The skill normalizes an arXiv abstract URL to the /src/ endpoint, downloads the tar.gz TeX source to a cache location, and unpacks it into a per-paper cache directory. It locates the LaTeX entrypoint (for example main.tex), reads that file and recursively loads included source files, and then synthesizes the paper content while relating findings to nanochat. Finally it writes a summary markdown file to ./knowledge with a unique tag-based filename.

When to use it

  • You need a structured, code-aware summary of an arXiv paper rather than just a PDF skim.
  • You want to extract implementation details, algorithms, or experimental protocols from LaTeX sources.
  • You plan to map research ideas directly to the nanochat codebase or implementation experiments.
  • You prefer reproducible caching of paper sources for offline review and auditing.
  • You want automated extraction of dependencies (figures, macros, bibliographies) from source.

Best practices

  • Always provide the canonical arXiv abstract URL (https://arxiv.org/abs/<id>); the skill will normalize to /src/ automatically.
  • Check the cache directory (~/.cache/nanochat/knowledge) for existing tar.gz to avoid re-downloading.
  • Verify the detected LaTeX entrypoint and scan for common alternate entry filenames (main.tex, paper.tex, ms.tex).
  • Keep the ./knowledge folder under version control so generated summaries are tracked and reviewed.
  • Use descriptive tags for summary filenames to avoid collisions and to make later search easier.

Example use cases

  • Summarize a new foundation-model architecture and list changes to try in nanochat's training pipeline.
  • Extract pseudocode and hyperparameters from a methods section for rapid reproduction experiments.
  • Identify useful data augmentation or loss functions to integrate with nanochat components.
  • Capture experimental setups and suggested ablations to design follow-up benchmark runs.
  • Collect related-work claims and citations to cross-link with existing project literature notes.

FAQ

What if the paper has supplementary PDFs or images not in TeX?

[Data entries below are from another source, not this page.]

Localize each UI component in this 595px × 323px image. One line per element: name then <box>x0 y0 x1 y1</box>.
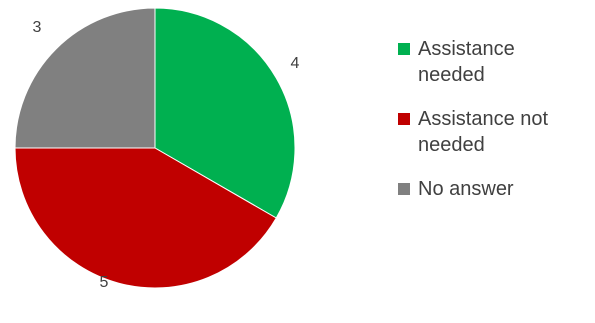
data-label-no-answer: 3 <box>33 19 42 36</box>
data-label-assistance-not-needed: 5 <box>100 274 109 291</box>
pie-slice-no-answer <box>14 7 156 149</box>
legend-swatch <box>398 183 410 195</box>
legend-item-assistance-not-needed: Assistance not needed <box>398 106 588 158</box>
pie-slice-assistance-needed <box>154 7 296 219</box>
legend-item-no-answer: No answer <box>398 176 588 202</box>
legend-label: No answer <box>418 178 514 200</box>
legend-label: Assistance needed <box>418 38 515 86</box>
legend-item-assistance-needed: Assistance needed <box>398 36 588 88</box>
legend-swatch <box>398 113 410 125</box>
legend: Assistance needed Assistance not needed No… <box>398 36 588 220</box>
legend-swatch <box>398 43 410 55</box>
data-label-assistance-needed: 4 <box>291 55 300 72</box>
legend-label: Assistance not needed <box>418 108 549 156</box>
pie-slice-assistance-not-needed <box>14 147 277 289</box>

The skill will extract any included files packaged in the source tarball; if supplementary materials are external, note them in the summary and provide the external links for manual retrieval.

Will this overwrite existing summaries?

No. The skill chooses a tag-based filename and ensures it does not overwrite existing files; it will prompt to choose a different tag if a collision is detected.